Cheveux blancs et barbe blanche, Julian Assange a été porté hors de l’ambassade d’Équateur à Londres peu après 10 heures du matin par six policiers habillés en civil jusqu’à un fourgon de police. Le fondateur de WikiLeaks a été arrêté ce jeudi en vertu d’un mandat de juin 2012 délivré par le tribunal londonien de Westminster, pour non-présentation au tribunal.
Les États-Unis, où il est mis en examen pour piratage informatique ont également demandé son extradition. Il est accusé d’avoir aidé Chelsea Manning à obtenir un mot de passe pour accéder à des milliers de documents classés secret-défense ensuite révélés au public. Il a été placé en garde à vue dans un commissariat londonien et pourrait être présenté ce jeudi au tribunal de Westminster.
«Au Royaume-Uni, personne n’est au-dessus des lois», a commenté Theresa May.
WikiLeaks a rapidement réagi sur Twitter en accusant l’Équateur d’avoir «illégalement mis fin à l’asile politique d’Assange, en violation du droit international» et d’avoir «invité» la police britannique dans l’enceinte de l’ambassade. Edward Snowden, qui avait reçu le soutien logistique de l’organisation, regrette un «jour sombre pour la liberté de la presse». Moscou accuse Londres d’«étrangler la liberté». «Cela met la vie d’Assange en danger et humilie l’Équateur. Jour de deuil mondial», écrit l’ex-président équatorien Rafael Correa sur son compte Twitter. En accordant sa protection au fondateur de WikiLeaks, cette figure de la gauche sud-américaine avait trouvé une occasion en or de narguer Washington. Mais tout a changé en 2017, avec l’arrivée au pouvoir de Lenin Moreno, pour qui la présence de l’Australien constituait désormais un «problème».
Déguisé en coursier
Le président équatorien a défendu le retrait du statut d’asile à Julian Assange, une décision présentée comme «souveraine». Quito a récemment dénoncé des atteintes répétées de la part de Julian Assange aux règles régissant ses conditions d’asile dans son ambassade. Depuis octobre, un protocole régulait notamment ses visites et ses communications à l’intérieur de la légation, et prévoyait aussi que son non-respect implique un retrait de l’asile. «L’attitude irrespectueuse et agressive de Julian Assange, les déclarations discourtoises et menaçantes de son organisation envers l’Équateur ont fait que la situation est arrivée à un point où l’asile (…) est insoutenable et invivable», a justifié Lenin Moreno. Wikileaks a encore accusé mercredi les autorités équatoriennes d’avoir espionné Julian Assange dans l’ambassade.

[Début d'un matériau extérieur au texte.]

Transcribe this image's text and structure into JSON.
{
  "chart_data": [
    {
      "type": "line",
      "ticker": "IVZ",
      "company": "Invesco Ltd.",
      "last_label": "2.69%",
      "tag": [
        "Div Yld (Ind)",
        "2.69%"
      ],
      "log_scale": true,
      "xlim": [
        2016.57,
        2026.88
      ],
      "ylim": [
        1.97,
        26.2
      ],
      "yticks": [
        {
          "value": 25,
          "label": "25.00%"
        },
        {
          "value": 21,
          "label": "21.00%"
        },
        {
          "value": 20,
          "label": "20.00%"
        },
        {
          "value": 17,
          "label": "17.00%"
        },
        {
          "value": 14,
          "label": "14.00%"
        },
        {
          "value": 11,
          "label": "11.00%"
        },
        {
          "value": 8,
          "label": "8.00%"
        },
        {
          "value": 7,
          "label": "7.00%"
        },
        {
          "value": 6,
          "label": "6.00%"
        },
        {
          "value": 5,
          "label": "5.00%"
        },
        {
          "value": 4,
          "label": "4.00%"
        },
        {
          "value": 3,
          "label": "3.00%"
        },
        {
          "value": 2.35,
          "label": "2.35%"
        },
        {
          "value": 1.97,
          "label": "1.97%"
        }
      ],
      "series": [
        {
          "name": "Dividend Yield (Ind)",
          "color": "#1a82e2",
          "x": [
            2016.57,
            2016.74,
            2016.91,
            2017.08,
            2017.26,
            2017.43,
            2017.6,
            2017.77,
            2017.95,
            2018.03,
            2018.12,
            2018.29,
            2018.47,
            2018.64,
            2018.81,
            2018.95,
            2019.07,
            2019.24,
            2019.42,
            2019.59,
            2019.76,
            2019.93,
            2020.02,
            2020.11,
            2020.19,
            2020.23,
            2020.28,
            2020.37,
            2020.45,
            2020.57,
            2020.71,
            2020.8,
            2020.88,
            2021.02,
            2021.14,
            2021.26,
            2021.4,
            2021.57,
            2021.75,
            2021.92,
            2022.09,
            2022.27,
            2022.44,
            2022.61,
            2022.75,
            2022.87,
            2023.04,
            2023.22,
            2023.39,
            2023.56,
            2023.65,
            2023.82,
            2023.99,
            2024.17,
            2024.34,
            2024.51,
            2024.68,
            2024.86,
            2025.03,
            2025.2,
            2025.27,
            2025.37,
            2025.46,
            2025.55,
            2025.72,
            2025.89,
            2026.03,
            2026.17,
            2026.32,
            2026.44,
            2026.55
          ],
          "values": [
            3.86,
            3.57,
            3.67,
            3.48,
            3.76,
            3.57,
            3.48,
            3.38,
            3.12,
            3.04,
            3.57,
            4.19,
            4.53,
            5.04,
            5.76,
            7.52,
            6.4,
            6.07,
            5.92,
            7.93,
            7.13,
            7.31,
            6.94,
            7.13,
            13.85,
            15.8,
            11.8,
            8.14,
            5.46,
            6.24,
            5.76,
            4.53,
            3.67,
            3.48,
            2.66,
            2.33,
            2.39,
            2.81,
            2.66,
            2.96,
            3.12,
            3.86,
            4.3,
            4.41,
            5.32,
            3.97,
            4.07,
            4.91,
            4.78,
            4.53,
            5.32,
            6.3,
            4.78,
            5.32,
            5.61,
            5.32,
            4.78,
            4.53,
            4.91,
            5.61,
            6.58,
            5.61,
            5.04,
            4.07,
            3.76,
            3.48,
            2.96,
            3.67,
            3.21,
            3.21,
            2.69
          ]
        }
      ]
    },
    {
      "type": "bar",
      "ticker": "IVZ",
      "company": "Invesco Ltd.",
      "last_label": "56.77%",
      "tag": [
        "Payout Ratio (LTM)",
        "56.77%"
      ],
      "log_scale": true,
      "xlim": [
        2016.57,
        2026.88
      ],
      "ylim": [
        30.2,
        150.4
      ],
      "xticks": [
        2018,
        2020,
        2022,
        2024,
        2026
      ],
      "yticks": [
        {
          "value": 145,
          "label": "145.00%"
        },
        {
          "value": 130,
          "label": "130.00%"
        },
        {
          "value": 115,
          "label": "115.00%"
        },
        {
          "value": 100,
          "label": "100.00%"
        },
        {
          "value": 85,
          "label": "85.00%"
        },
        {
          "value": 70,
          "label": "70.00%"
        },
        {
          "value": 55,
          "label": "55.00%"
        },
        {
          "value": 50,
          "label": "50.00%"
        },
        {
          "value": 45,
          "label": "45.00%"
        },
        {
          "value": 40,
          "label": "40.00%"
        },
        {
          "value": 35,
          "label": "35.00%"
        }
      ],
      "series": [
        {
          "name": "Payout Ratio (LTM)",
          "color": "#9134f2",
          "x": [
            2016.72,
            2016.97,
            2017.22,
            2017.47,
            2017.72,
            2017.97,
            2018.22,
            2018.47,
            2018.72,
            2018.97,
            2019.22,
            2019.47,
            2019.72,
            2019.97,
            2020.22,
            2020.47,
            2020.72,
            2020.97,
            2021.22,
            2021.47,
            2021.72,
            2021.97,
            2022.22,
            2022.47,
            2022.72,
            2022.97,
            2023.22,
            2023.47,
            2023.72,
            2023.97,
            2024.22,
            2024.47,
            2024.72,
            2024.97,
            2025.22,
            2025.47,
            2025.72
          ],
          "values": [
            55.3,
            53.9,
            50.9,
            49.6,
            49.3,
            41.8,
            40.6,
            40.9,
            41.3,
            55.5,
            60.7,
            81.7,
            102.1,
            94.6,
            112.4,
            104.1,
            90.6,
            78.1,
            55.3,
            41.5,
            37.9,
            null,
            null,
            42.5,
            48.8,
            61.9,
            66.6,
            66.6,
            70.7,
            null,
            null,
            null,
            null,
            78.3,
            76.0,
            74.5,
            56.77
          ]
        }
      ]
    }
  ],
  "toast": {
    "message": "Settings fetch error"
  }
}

L’Australien de 47 ans, qui vient également d’être déchu de sa nationalité équatorienne, y a trouvé refuge le 19 juin 2012, déguisé en coursier, pour éviter d’être extradé vers la Suède, où il était accusé de viol. Bien que le dossier soit depuis classé, Londres s’était refusé à lui accorder un sauf-conduit, maintenant un mandat d’arrêt ordonné à son encontre pour violation de sa liberté conditionnelle décrétée dans le cadre du dossier suédois. Mais Julian Assange disait surtout craindre d’être arrêté puis extradé aux États-Unis pour la publication en 2010 sur son site de milliers de documents confidentiels du département d’État américain et du Pentagone, repris dans les médias du monde entier. Il ne sera pas extradé vers un pays où il risque la peine de mort, a déclaré Lenin Moreno.
WikiLeaks, fondé en 2006, s’est fait connaître du grand public trois ans plus tard avec la publication de centaines de milliers de messages de bipeurs envoyés aux États-Unis le 11 septembre 2001. L’ONG est ensuite allée crescendo dans ses révélations, publiant la vidéo d’une bavure de l’armée américaine en Irak, puis des milliers de documents militaires sur l’Afghanistan. Au total, le site revendique avoir publié «plus de 10 millions de documents» concernant la finance, le divertissement ou la politique. Mais l’image de son fondateur s’est depuis brouillée avec la diffusion, en 2016, à un moment clé de la présidentielle américaine, de milliers de courriels piratés provenant du Parti démocrate et de l’équipe d’Hillary Clinton, qui ont contribué à discréditer la candidate.